Lawyer Deplores Client’s Prison Conditions in R’kiri Trafficking

Three men awaiting trial for al­leged human trafficking for assisting Montagnard asylum seekers were imprisoned in inhumane conditions for over a month in Ratanak­kiri Provincial Prison, their lawyer said Tuesday.

Ny Chandy, a lawyer for Legal Aid of Cambodia, said he submitted a request to the prison on May 22 to move his three clients from the cell whose wretched conditions he said amounted to “punishment and torture.”

The three suspects—Sar Nhong, 41, Kralan Phoeun, 33, and Ro­chang Hloeur, 31—had been de­tained since April 23 in the 5- by 5-meter cell that housed 16 inmates in total, he said.

Prisoners were let out of their cells only once a day to bathe and empty the bucket that served as a toilet for the inmates, he added.

The cell had small holes near the ceiling to let in light and air, and was used to detain political prisoners af­ter being built in 1985, Ny Chandy said, adding that a prison official told him on Tues­day that his clients had been transferred to a new cell on May 23.

“It affects their health and human rights—dark prisons should not be allowed,” Ny Chandy said. “I wrote a letter to the governor to help build [a new] prison, or at least build windows.”

The suspects were arrested April 20 and later accused of taking mon­ey in return for helping the Mon­tagnards, whom court documents describe as “illegal immigrants.”

Villagers and rights workers said the men accepted about $125 to buy food and other supplies for the asylum seekers as they hid in Cam­bodia’s forests waiting for the UN refugee agency to place them un­der protection.

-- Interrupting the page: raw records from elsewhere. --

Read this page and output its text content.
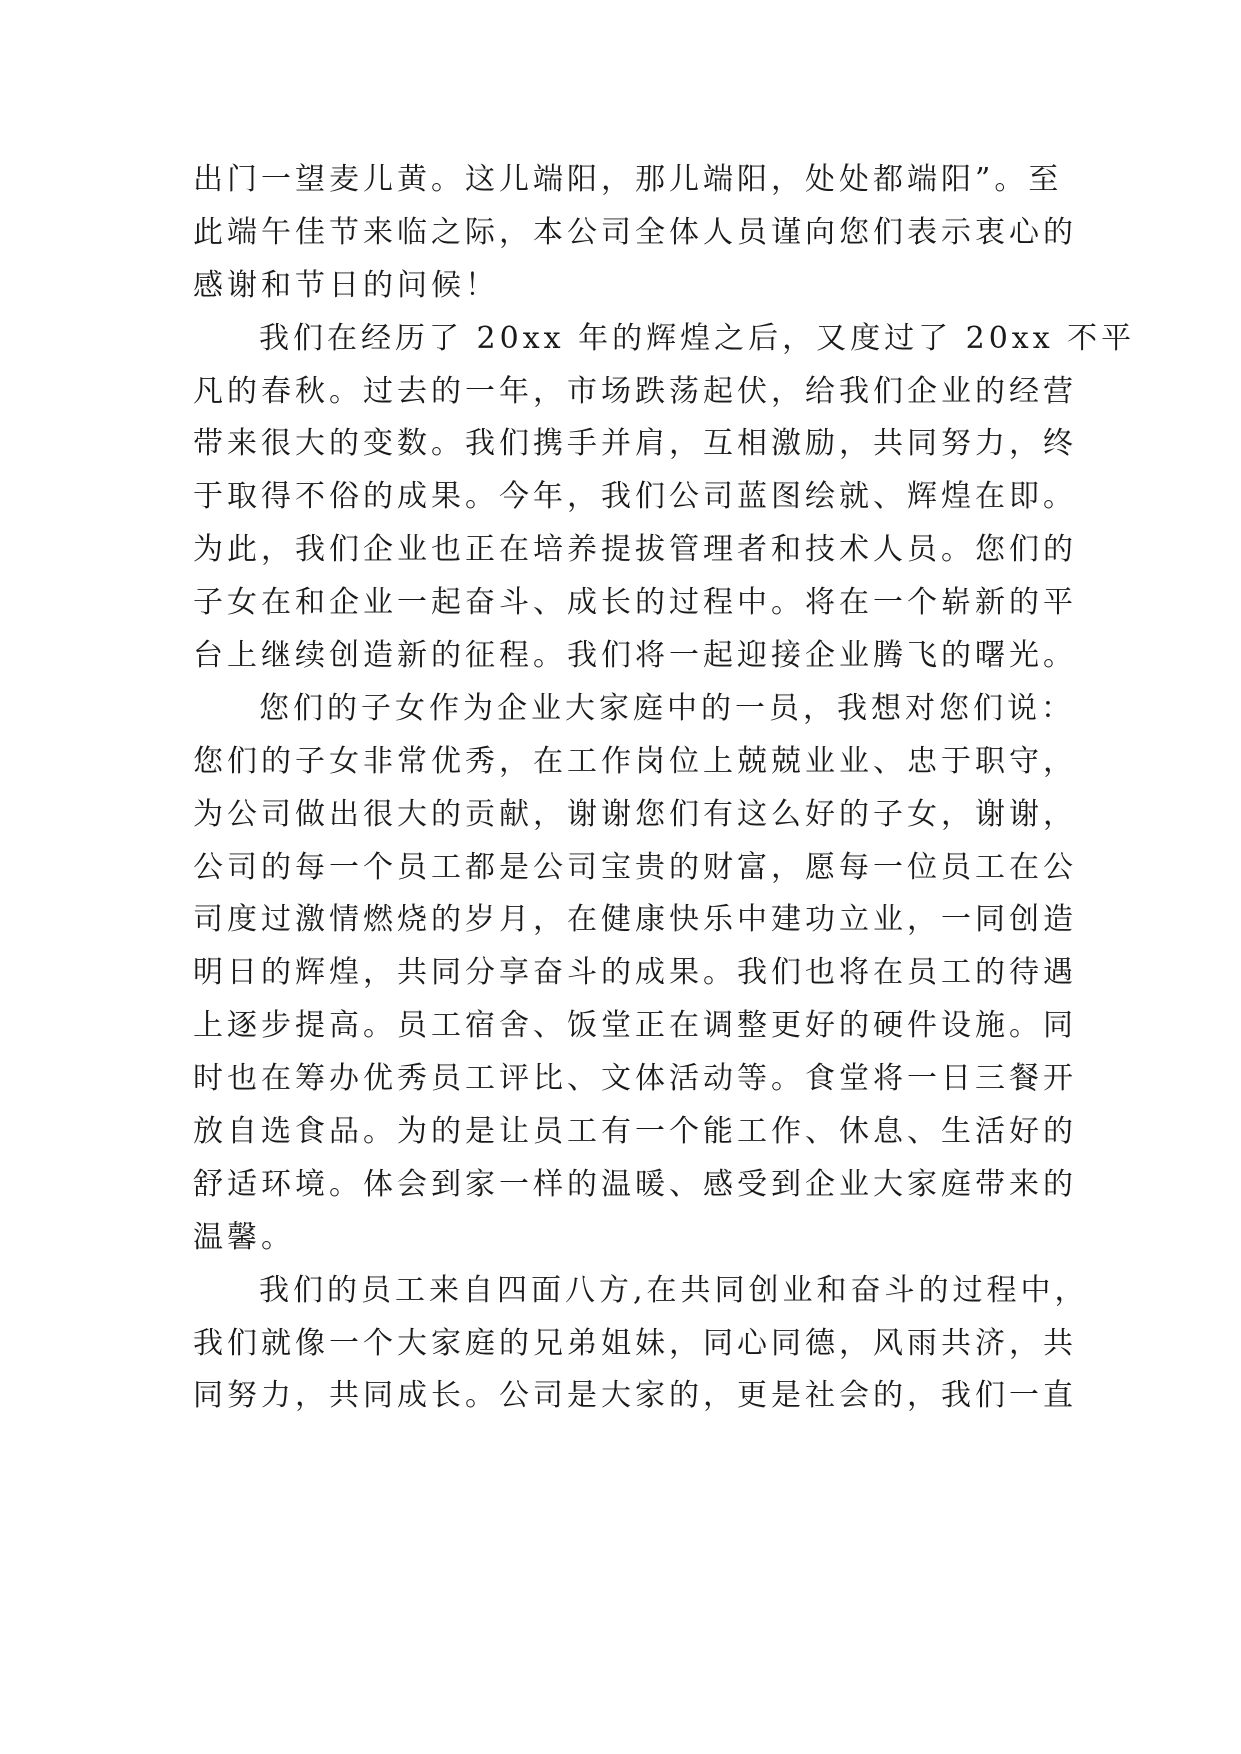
出门一望麦儿黄。这儿端阳，那儿端阳，处处都端阳”。至
此端午佳节来临之际，本公司全体人员谨向您们表示衷心的
感谢和节日的问候！
我们在经历了 20xx 年的辉煌之后，又度过了 20xx 不平
凡的春秋。过去的一年，市场跌荡起伏，给我们企业的经营
带来很大的变数。我们携手并肩，互相激励，共同努力，终
于取得不俗的成果。今年，我们公司蓝图绘就、辉煌在即。
为此，我们企业也正在培养提拔管理者和技术人员。您们的
子女在和企业一起奋斗、成长的过程中。将在一个崭新的平
台上继续创造新的征程。我们将一起迎接企业腾飞的曙光。
您们的子女作为企业大家庭中的一员，我想对您们说：
您们的子女非常优秀，在工作岗位上兢兢业业、忠于职守，
为公司做出很大的贡献，谢谢您们有这么好的子女，谢谢，
公司的每一个员工都是公司宝贵的财富，愿每一位员工在公
司度过激情燃烧的岁月，在健康快乐中建功立业，一同创造
明日的辉煌，共同分享奋斗的成果。我们也将在员工的待遇
上逐步提高。员工宿舍、饭堂正在调整更好的硬件设施。同
时也在筹办优秀员工评比、文体活动等。食堂将一日三餐开
放自选食品。为的是让员工有一个能工作、休息、生活好的
舒适环境。体会到家一样的温暖、感受到企业大家庭带来的
温馨。
我们的员工来自四面八方,在共同创业和奋斗的过程中，
我们就像一个大家庭的兄弟姐妹，同心同德，风雨共济，共
同努力，共同成长。公司是大家的，更是社会的，我们一直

Kuy Bunsorn, deputy director general for the Interior Ministry’s prison secretariat, said Tuesday he had heard about the transfer re­quest and instructed the prison director to do whatever was in ac­cordance with the prison rules.

Ratanakkiri prison director Ngel Nel did not answer repeated phone calls, but Kuy Bunsorn denied that the men were mistreated or kept in dark cells with tiny holes for light.

Each prison cell had a 1.5- by 0.4-meter window, which Untac help­ed install, he said, adding that the government was still working to improve prison conditions.

Adhoc provincial coordinator Pen Bonnar, who also saw the cells in Ratanakkiri, denied the ex­istence of the large windows that Kuy Bun­sorn described, adding that NGOs have complained since 2002 about the conditions at the prison. “There are no standards for keeping prisoners, and there is not enough air coming in,” Pen Bonnar said.

Henrik Stenman, acting representative for the UN human rights office in Cambodia, said that his a­gency was continuing to monitor the men’s case.